Social networking companies have been extremely volatile over the past couple of years. The high profile failure of Facebook Inc (NASDAQ:FB)’s IPO and Zynga Inc (NASDAQ:ZNGA)’s decline of epic proportions have implanted this negative perception around web companies. LinkedIn Corp (NYSE:LNKD), however, bucks the trend.
Stock performance and outlook
Facebook Inc (NASDAQ:FB) has been a tough ride. Over the past 14 months, LinkedIn has outperformed by rallying 81.18%, while Facebook declined by 36.70%. Zynga Inc (NASDAQ:ZNGA) did the worst of the three, declining by 59.71%.
Industry statistics are showing that global demand for social networking services is on the rise.
According to eMarketer, the number of social network users will grow to 1.73 billion in 2013. By the end of the year, one in four people will use a social networking site. People have a variety of social networking accounts, but the networks that are likely to dominate are Facebook Inc (NASDAQ:FB) and LinkedIn Corp (NYSE:LNKD).
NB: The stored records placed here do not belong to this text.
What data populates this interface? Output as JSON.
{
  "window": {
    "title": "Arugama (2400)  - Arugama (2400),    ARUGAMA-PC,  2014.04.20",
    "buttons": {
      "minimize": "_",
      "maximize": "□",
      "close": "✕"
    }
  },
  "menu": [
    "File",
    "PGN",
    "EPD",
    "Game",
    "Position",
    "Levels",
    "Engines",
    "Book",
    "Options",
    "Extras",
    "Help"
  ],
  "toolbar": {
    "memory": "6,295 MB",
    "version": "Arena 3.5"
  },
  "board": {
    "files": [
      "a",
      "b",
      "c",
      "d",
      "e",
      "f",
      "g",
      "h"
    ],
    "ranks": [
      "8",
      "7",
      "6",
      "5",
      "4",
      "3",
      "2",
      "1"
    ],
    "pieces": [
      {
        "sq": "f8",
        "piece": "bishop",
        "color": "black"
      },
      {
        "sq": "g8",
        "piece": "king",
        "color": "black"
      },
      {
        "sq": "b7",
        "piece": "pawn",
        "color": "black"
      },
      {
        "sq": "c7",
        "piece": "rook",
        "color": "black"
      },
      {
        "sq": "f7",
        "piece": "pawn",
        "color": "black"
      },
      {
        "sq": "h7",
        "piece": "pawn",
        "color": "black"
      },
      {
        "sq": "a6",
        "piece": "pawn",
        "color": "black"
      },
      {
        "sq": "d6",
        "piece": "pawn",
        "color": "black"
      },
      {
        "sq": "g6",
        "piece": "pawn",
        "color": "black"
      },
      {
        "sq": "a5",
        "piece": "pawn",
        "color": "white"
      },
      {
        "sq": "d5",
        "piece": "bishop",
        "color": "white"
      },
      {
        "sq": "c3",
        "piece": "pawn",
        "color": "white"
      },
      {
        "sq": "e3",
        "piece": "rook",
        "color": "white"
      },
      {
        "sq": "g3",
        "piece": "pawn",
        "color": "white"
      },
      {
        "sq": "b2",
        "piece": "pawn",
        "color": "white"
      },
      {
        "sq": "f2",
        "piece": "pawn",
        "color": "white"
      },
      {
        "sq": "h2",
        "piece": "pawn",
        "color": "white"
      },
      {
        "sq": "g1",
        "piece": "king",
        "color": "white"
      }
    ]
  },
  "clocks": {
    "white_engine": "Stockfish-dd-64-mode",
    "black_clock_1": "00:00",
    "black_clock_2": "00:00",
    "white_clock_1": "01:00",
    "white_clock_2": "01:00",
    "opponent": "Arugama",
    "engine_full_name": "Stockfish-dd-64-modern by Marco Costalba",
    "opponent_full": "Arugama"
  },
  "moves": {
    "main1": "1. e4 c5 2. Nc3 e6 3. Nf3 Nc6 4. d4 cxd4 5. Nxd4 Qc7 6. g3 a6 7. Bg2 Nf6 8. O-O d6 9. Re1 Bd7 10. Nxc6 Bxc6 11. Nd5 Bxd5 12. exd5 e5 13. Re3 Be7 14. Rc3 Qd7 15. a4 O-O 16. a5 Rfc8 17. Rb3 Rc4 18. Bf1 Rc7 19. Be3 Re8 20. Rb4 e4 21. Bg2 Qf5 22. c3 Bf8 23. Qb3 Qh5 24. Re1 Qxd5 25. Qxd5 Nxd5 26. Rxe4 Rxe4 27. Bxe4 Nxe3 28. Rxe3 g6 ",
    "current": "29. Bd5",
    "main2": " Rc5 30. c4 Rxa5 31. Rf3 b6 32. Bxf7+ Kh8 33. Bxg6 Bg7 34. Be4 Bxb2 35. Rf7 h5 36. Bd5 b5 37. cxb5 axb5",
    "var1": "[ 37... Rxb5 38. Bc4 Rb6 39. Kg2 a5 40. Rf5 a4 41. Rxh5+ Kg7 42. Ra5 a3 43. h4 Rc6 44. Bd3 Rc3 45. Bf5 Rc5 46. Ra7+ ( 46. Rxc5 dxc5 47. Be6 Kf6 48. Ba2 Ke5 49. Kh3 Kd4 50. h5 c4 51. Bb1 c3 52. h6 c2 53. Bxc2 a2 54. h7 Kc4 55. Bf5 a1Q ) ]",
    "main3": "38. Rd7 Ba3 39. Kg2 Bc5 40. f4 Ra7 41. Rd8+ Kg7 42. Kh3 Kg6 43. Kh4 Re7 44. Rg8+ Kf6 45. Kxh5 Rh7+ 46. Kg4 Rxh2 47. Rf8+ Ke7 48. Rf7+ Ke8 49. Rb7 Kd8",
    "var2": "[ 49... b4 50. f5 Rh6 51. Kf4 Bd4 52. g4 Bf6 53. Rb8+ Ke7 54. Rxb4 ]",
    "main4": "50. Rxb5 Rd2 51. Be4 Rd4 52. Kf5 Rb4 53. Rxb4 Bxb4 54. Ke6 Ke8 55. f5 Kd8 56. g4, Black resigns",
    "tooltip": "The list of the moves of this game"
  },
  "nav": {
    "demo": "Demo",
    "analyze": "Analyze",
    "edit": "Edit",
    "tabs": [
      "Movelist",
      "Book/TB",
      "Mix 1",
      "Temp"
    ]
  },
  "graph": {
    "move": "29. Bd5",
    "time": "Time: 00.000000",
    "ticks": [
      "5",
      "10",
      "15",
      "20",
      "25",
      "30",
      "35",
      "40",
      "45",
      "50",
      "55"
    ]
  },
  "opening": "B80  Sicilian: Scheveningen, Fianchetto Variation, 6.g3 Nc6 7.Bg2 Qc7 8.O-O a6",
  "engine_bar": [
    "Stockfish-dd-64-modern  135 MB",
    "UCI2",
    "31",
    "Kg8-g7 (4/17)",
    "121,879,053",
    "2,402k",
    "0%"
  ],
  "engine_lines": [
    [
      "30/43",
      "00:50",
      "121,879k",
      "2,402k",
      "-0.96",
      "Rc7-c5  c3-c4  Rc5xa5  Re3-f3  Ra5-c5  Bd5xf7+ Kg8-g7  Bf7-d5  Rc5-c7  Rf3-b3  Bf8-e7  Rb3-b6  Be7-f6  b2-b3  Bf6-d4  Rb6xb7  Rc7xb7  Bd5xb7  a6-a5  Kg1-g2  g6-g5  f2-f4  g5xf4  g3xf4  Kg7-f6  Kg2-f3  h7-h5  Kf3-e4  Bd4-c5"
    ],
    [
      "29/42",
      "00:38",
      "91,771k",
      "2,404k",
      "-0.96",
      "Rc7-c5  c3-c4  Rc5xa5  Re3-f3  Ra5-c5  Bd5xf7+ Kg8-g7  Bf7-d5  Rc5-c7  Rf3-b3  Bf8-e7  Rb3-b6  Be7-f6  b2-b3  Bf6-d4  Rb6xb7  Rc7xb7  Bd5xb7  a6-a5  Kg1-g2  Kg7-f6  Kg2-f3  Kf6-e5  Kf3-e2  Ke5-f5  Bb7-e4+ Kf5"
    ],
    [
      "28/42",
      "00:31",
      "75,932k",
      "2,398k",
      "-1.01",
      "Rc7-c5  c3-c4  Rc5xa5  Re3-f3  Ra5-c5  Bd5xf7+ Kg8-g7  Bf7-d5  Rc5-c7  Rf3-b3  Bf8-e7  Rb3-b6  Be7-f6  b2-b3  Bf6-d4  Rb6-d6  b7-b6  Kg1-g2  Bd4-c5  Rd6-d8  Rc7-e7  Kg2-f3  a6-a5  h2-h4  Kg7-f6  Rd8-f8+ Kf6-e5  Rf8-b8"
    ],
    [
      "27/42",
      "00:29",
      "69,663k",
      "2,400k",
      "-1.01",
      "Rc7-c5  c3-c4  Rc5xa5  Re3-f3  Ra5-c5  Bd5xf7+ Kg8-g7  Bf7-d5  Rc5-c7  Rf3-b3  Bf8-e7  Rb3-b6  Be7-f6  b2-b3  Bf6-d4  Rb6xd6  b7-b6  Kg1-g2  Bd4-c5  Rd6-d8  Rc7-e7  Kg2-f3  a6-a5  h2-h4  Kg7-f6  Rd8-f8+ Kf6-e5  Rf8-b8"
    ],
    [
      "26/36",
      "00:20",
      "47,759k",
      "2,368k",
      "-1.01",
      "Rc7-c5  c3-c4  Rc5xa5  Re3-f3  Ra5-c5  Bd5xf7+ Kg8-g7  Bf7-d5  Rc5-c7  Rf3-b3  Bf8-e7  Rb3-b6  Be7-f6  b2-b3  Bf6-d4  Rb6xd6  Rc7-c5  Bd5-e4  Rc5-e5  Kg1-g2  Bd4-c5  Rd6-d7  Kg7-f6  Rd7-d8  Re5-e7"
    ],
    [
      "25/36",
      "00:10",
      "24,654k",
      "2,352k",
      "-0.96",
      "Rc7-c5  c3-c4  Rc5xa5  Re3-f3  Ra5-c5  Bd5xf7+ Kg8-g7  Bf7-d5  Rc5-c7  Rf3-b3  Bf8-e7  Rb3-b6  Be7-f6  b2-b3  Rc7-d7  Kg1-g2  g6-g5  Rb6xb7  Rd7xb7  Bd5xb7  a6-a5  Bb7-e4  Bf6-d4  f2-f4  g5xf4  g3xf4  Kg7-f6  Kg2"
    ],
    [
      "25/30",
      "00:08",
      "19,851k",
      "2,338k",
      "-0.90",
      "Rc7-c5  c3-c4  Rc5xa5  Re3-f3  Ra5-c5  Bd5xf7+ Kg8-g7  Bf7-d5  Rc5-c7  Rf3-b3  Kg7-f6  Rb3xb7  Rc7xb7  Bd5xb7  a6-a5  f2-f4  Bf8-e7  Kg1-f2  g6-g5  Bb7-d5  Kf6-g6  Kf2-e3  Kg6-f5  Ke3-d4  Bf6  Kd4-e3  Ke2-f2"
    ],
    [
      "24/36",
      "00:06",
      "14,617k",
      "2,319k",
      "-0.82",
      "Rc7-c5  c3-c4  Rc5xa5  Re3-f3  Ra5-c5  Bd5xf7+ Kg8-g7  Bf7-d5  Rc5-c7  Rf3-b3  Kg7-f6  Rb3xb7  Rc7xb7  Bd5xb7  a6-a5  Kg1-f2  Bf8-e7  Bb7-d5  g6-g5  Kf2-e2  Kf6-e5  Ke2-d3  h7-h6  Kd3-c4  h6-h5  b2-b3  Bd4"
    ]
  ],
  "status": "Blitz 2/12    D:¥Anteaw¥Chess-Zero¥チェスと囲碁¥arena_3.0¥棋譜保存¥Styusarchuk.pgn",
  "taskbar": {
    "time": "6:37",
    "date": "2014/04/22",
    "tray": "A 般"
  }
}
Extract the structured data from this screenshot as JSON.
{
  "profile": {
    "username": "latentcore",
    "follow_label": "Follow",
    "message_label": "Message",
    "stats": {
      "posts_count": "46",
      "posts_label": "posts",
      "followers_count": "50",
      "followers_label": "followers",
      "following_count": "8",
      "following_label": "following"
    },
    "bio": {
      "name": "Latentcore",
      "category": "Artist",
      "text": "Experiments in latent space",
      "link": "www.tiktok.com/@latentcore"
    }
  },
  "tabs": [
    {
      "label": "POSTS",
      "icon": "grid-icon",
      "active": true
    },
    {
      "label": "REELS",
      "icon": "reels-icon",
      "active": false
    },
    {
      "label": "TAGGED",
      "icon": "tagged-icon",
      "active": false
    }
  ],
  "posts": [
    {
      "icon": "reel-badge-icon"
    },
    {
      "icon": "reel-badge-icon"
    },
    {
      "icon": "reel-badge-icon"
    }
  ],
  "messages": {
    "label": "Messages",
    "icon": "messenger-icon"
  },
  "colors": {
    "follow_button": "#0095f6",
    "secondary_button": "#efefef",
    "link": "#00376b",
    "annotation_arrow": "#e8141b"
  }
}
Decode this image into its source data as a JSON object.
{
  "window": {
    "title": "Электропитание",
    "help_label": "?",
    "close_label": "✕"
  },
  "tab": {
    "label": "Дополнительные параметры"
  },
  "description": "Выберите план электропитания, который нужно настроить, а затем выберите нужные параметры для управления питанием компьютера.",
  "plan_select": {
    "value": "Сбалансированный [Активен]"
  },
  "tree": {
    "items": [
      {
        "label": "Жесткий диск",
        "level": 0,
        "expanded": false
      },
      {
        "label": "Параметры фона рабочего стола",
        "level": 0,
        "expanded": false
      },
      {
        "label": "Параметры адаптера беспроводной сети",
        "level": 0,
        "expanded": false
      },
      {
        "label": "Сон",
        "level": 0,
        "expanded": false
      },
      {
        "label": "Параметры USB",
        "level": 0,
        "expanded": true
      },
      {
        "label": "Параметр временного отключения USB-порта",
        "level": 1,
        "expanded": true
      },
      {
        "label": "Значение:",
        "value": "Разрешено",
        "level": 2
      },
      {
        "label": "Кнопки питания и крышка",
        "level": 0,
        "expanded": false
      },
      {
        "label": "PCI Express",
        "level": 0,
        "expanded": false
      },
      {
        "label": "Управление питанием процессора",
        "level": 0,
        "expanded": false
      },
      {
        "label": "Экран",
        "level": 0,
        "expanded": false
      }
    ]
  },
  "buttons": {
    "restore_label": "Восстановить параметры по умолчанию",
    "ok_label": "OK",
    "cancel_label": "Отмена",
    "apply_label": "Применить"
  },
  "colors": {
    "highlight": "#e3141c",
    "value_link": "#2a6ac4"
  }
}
EMarketer also predicts that social network user bases will grow at double digits until 2015 across the world. By 2017, the same company estimates that there will be 2.55 billion social network users.
LinkedIn is a winner
LinkedIn Corp (NYSE:LNKD) has a lot of potential, and that’s no exaggeration. We are not talking value, and we don’t care about dividends. When an investor is buying the stock, the only thing that’s on that person’s mind is the rate of growth.
In its most recent quarter, the company grew its net income by 352% year-over-year. This growth in net income was accompanied by a 72% year-over-year growth in revenue. The growth in both revenue and net income clearly indicate that this stock is a real growth investment.
Analysts on a consensus basis believe that the company will grow its earnings by 64% in the current fiscal year. It is also expected to grow earnings by 43.8% in the following fiscal year. The company has reported significant year-over-year and quarter-over-quarter growth in membership, unique visitors, and page views. This is why the stock grew so significantly.
Going forward, I anticipate the company to grow its net income due to increasing demand, improving contribution margin (marginal profit per user), and international expansion. Analysts on a consensus basis project that the company will grow its earnings by 58.43% on average over the next five years.
Know what to look for in Facebook
This company can be an extremely difficult stock to recommend. On one hand, it thrives in a positive business environment (social network user base will grow in double digits). We cannot deny the strength of having one million users on the social network. Going forward, the company’s revenue growth should stay above a 20% rate.
What concerns most investors is the exponential increase in spending that has led to high-profile failures like Facebook Inc (NASDAQ:FB) Home and Facebook phone. LinkedIn comparatively has highly logical product extensions, such as memberships and job recruitment services. Over at Facebook it is still all about the ads.
The advertising-driven business model weakens when we consider that a Facebook Inc (NASDAQ:FB) mobile ad is displayed on a four inch screen. There is always the potential of advertising in user’s newsfeeds, but it depends on how much risk Facebook is willing to take. Overly monetizing the social network could do more harm than good.
The company will push a lot of products out of its research labs over the next five years. Many of them will fail financially, but some of them will stick around and turn into something that can be monetized.